The safety of the holy places does not require a policy of internationalization. The government of Israel soon after 1967 made it abundantly clear that the holy places would be respected of all religions and it’s a wonderful thing to say that to this very day sixteen years have gone by [and] I don’t think there has ever been a period in the entire history of the city of Jerusalem where there has been such openness and such freedom of worship and of religious tolerance and of availability and accessibility of all holy places and shrines. Why to suggest that there should be an internationalization of Jerusalem because there are holy places in it? One might as well suggest that Italy should give up and internationalize the city of Rome because The Vatican is in it. True, it’s a very
important center and seat. There is no reason whatsoever, it seem to me, to encroach upon the civil liberties of Jerusalem’s population because of holy places. Israel, the government of Israel, has granted administrative powers. The government of Israel says that we don’t want to rule the holy places of India, or any one of the great faiths or religions. They must rule the holy places themselves. We grant them administrative rights and powers and let them arrange what has to be arranged and let them manage their affairs. On the contrary, the government of Israel has assisted in restoring many of the damaged places of worship, [and] other holy places: of putting them into a play, a situation of dignity, and of honor and of reverence, without , at all, a policy of internationalization.
The present system is one of a peaceful co-existence: people of all faiths intermingle freely.
There is a regularity and normalcy of social and commercial intercourse in the whole of the city. People do business together, talk together. They have cultural activities and go into the streets together. Go into the marketplaces and you will see them all mingling, thousands of them together, crowds of them together. It is true that there are problems as well. Can you tell me one country in the world where there are not problems? But I would say that this is the first time in 2000 years that there has been such an air of peaceful coexistence in the holy city of Jerusalem. Why? It reminds me again of that verse in Zachariah: “Thus said the Lord of Hosts, there shall yet old men and old women sit in the streets of Jerusalem. Every man with his staff in his hand for very age, and the broad places of the city shall be filled with boys and girls playing in the streets thereof.”That is Jerusalem today.

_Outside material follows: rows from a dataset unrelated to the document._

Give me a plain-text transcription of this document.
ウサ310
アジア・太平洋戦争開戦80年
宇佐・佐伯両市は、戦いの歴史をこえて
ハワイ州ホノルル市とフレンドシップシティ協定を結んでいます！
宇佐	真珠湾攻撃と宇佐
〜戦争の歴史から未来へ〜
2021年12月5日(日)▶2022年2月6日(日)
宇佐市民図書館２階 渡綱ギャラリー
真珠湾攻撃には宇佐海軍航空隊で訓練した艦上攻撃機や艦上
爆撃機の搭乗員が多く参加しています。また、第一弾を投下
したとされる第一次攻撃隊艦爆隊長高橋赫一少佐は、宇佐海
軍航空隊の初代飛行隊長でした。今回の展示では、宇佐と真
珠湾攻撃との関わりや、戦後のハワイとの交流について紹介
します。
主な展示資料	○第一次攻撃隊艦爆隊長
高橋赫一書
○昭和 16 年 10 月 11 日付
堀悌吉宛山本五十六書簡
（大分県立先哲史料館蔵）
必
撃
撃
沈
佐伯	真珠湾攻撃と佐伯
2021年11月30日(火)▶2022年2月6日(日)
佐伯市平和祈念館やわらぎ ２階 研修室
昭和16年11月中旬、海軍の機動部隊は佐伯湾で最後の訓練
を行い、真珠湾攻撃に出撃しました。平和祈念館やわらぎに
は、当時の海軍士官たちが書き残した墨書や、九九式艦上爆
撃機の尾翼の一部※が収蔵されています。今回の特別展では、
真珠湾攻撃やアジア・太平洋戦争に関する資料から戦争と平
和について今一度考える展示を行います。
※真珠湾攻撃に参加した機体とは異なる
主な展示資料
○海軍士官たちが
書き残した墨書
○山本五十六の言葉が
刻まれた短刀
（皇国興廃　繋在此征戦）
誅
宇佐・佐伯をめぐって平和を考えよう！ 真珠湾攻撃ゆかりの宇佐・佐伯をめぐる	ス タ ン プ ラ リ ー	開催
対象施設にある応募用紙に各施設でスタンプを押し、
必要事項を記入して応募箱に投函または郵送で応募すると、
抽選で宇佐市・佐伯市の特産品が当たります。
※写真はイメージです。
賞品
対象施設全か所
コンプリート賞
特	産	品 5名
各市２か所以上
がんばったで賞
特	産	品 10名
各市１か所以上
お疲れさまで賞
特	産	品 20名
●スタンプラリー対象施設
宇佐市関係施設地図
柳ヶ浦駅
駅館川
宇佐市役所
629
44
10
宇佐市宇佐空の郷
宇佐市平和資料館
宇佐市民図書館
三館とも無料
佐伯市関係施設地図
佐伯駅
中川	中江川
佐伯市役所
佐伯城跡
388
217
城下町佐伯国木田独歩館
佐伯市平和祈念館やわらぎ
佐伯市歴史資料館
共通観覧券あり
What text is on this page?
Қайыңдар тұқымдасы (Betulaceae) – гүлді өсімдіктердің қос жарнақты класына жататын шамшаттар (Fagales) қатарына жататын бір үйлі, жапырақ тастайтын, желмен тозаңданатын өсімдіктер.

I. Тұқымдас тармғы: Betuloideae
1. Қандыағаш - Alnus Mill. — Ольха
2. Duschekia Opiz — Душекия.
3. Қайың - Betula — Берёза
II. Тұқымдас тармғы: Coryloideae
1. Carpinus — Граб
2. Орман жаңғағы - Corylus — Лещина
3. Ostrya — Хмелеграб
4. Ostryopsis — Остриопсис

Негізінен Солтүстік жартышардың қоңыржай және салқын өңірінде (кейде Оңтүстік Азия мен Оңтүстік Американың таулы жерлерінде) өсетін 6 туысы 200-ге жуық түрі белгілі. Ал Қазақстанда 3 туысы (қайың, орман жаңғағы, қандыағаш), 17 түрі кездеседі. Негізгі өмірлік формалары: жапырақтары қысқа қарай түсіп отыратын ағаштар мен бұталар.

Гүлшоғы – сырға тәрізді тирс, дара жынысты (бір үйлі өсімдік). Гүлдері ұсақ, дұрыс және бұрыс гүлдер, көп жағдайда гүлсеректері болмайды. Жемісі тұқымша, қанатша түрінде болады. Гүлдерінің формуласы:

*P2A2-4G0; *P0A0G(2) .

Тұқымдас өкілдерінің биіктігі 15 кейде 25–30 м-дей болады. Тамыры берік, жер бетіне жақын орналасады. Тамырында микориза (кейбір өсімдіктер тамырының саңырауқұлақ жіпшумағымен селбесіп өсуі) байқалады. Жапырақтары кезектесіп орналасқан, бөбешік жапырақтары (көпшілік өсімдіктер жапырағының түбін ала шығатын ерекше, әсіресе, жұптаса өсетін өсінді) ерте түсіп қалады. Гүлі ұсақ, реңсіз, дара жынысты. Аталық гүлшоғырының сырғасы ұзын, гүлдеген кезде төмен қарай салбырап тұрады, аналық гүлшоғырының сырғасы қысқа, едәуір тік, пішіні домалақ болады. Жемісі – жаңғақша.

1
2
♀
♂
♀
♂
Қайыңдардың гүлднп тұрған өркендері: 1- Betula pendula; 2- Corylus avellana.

We are facing a world today which seems to be threatened with lengthening shadows. In the midst of this darkness, the time is ripe for us to join hands and to build and strengthen and expand that Holy City of Jerusalem to be the beacon of light that it was intended to be so that it may illumine the world. Let us all join hands in promoting that openness and freedom of the city of Jerusalem. And let a free and united Jerusalem proclaim redemption to all mankind.